Some questions about TiKV Coprocessor

mapleFU · July 14, 2021, 3:13am

Hi, I’m getting start with reading the code about TiKV coprocessor, and there are some naive questions:

Since TiKV is now using Chunk to optimize memory and query, in Chunk’s data structure, there is:

/// A container stores an array of datums, which can be either raw (not decoded), or decoded into
/// the `VectorValue` type.
///
/// TODO:
/// Since currently the data format in response can be the same as in storage, we use this structure
/// to avoid unnecessary repeated serialization / deserialization. In future, Coprocessor will
/// respond all data in Chunk format which is different to the format in storage. At that time,
/// this structure is no longer useful and should be removed.
#[derive(Clone, Debug)]
pub enum LazyBatchColumn {
    Raw(BufferVec),
    Decoded(VectorValue),
}

I have go through the code of some scanners, and it seems that Raw(BufferVec) is not used except testing or benchmarking. Do I catch it?

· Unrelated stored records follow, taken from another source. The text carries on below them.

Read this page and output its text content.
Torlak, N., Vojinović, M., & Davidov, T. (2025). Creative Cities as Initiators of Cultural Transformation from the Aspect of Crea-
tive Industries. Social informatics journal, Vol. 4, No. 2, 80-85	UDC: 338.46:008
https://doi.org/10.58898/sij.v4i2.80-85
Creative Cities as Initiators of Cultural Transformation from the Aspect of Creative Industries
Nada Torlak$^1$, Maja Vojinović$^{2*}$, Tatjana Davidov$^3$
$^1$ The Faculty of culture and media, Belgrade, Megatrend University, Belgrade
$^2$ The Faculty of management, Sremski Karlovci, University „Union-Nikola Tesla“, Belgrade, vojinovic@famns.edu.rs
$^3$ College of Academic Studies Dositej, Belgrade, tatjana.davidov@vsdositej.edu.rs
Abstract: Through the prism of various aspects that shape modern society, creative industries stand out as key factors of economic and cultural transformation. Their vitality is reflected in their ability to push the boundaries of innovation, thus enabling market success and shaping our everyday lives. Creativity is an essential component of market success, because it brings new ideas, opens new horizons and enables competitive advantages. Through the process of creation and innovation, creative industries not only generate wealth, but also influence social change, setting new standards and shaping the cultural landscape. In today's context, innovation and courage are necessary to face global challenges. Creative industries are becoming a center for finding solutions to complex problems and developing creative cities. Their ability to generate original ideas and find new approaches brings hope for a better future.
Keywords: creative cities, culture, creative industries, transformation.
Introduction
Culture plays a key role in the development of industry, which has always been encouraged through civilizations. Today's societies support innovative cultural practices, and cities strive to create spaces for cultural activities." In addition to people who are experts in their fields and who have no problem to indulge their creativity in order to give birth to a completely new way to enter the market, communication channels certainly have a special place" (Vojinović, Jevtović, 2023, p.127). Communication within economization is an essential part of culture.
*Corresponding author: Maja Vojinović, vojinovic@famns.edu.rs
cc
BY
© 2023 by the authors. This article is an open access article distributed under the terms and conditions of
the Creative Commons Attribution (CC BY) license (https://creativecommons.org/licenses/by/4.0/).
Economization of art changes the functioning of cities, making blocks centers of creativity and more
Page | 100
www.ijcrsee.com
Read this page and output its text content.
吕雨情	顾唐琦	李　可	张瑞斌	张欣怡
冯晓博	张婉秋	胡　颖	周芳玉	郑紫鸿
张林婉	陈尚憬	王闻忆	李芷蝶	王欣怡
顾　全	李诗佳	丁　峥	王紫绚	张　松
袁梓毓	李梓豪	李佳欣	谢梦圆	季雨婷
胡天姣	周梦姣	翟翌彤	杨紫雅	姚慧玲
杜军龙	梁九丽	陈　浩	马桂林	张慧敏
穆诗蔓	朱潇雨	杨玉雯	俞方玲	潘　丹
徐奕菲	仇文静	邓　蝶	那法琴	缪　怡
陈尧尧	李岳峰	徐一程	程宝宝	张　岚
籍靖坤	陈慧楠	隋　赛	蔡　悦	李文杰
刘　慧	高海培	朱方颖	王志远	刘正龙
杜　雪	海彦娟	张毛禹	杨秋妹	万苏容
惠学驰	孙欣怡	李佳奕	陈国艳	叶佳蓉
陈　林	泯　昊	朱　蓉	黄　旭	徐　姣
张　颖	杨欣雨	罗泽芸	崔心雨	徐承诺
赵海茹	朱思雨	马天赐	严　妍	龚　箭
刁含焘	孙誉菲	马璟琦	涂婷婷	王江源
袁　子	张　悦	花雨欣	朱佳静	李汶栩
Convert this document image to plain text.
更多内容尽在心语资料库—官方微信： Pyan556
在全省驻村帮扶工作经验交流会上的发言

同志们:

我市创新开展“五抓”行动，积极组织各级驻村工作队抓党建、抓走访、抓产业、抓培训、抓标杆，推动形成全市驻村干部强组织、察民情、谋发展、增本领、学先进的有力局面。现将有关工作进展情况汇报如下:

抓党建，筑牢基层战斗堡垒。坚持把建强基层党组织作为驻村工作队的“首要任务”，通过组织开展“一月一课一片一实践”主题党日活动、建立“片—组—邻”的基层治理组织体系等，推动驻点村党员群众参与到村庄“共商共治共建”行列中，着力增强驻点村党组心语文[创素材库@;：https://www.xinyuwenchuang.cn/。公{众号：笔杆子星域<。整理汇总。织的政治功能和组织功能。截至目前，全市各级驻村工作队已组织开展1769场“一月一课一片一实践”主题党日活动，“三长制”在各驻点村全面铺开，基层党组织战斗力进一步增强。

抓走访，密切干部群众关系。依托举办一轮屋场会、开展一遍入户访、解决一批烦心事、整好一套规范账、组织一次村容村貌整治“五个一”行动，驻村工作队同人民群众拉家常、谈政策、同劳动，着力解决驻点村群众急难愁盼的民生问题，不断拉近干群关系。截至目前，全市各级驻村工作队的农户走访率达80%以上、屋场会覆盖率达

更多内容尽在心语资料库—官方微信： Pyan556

When I go through the IndexScanExecutor, I found some logics about cluster index. But I can’t open the design doc for it: https://docs.google.com/document/d/1Co5iMiaxitv3okJmLYLJxZYCNChcjzswJMRr-_45Eqg/edit?usp=sharing .

skyzh · July 14, 2021, 3:18am

Direct copy between serialized chunk data and chunk format vector is not implemented yet. There were some bugs and the PR is put aside

More efficient data encoding. Directly copy encoded chunk format data from memory to protobuf fields. There were some attempts, but failed due to some unknown bugs.

mapleFU · July 14, 2021, 3:42am

Oh, I found it! Sorry to ask a so stupid question!

skyzh · July 14, 2021, 3:52am

Good question indeed!